Narrator Jillian Beckley is an unemployed journalist from an unsexy part of Brooklyn who recently lost her mom. Jillian doesn’t have any female friends to speak of, but there are two men in her life: her childhood neighbor, who is New York’s hottest new chef, and a magazine editor on whom she has a crush. In a convoluted plan to impress the editor, Jillian pretends she is dating the chef in order to gain access to an elite club of powerful women called Nevertheless.
This part of the story is similar to the movie Mean Girls, as Jillian initially mocks these out-of-touch women but quickly finds herself under their spell. Much of the novel alludes to possibly sinister goings-on at Nevertheless; Jillian worries that the organization is a shadowy cabal that ruins its enemies. At this, the reader may wonder if the novel is an overwrought sendup of the #girlboss culture that lauds female billionaires. After all, is there anything original left to say about wealthy, status-seeking women and the corrupting influence of power?
But then, halfway through A Special Place for Women, a creative twist makes these events delightfully complex. This is where Hankin shows her range as a writer: The book you think you’re reading turns into something else entirely.

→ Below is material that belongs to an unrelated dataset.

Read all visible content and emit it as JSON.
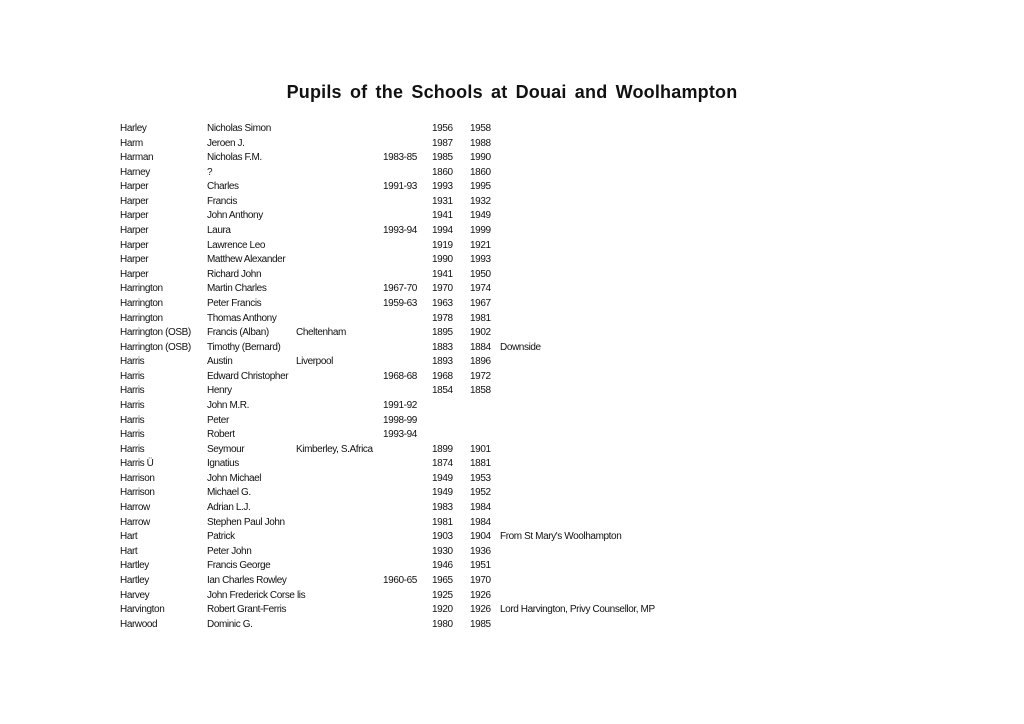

Admirably, the class analysis in A Special Place for Women is more finely tuned than most novels with an outsider-masquerading-as-an-insider storyline. That’s largely due to Jillian’s rock-solid millennial Everywoman voice, which allows her to stay relatable amid escalating bizarre circumstances.
A Special Place for Women is a slow burn that’s ultimately fun, fresh and entirely worthwhile.